Multiple indexers on same storage location in Luce

I want to build a highly scalable application where I intend to use Lucene as my search engine library. While browsing through the docs and faqs, I realize that it only allows one index writer to be open on a storage location by creating some write.lock in index directory. We can open multiple IndexReaders on that index.

I am interested in building an architecture where there are number of indexers running on different machines/servers and multiple searcher answering various types of queries on the indexes created by these indexers. Both searchers and indexers will be running on different computers.

In such scenario it will be preferable to have multiple indexers use same index storage location to index the documents. How to achieve this?

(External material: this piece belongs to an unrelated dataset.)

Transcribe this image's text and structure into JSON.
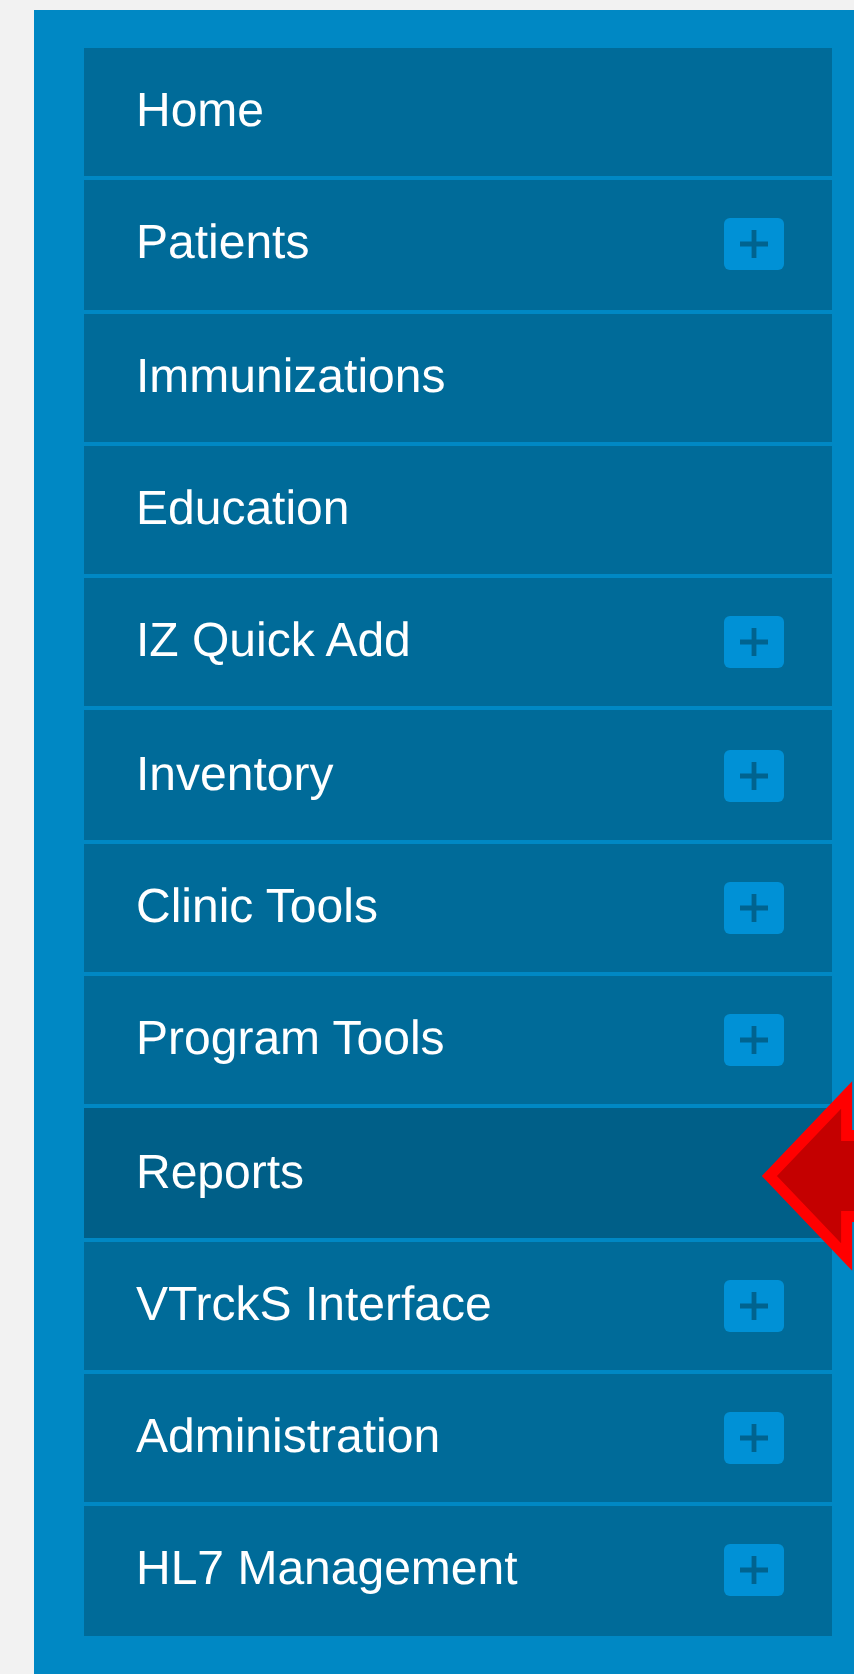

Should I go with something like NFS (Networked File System)? Has this issue been taken care of by Solr or some other framework on top of Lucene? One obvious solution which comes to my mind is to create one index per indexer and then asking the searchers to make query across multiple index dirs. But these will lead to large number of different index dirs being created, as many as there are indexer servers, which I guess isn't much desirable. I want (# of index dirs) << (# of indexers) < (# of searchers)

What are the various alternatives do I have in this case?

回答1:

First of all: never use NFS with Lucene, it's simply slow and risky.

If it comes to scalability and high availability I'd suggest you to just let elasticsearch do all the hard work for you, so that you can concentrate on your data. You can of course have multiple threads indexing data.

If you want to know more about the distributed nature of elasticsearch I'd suggest you to have a look at this video.

回答2:

Take a look at ElasticSearch and Solr Cloud.

Comparison of ElasticSearch and Solr.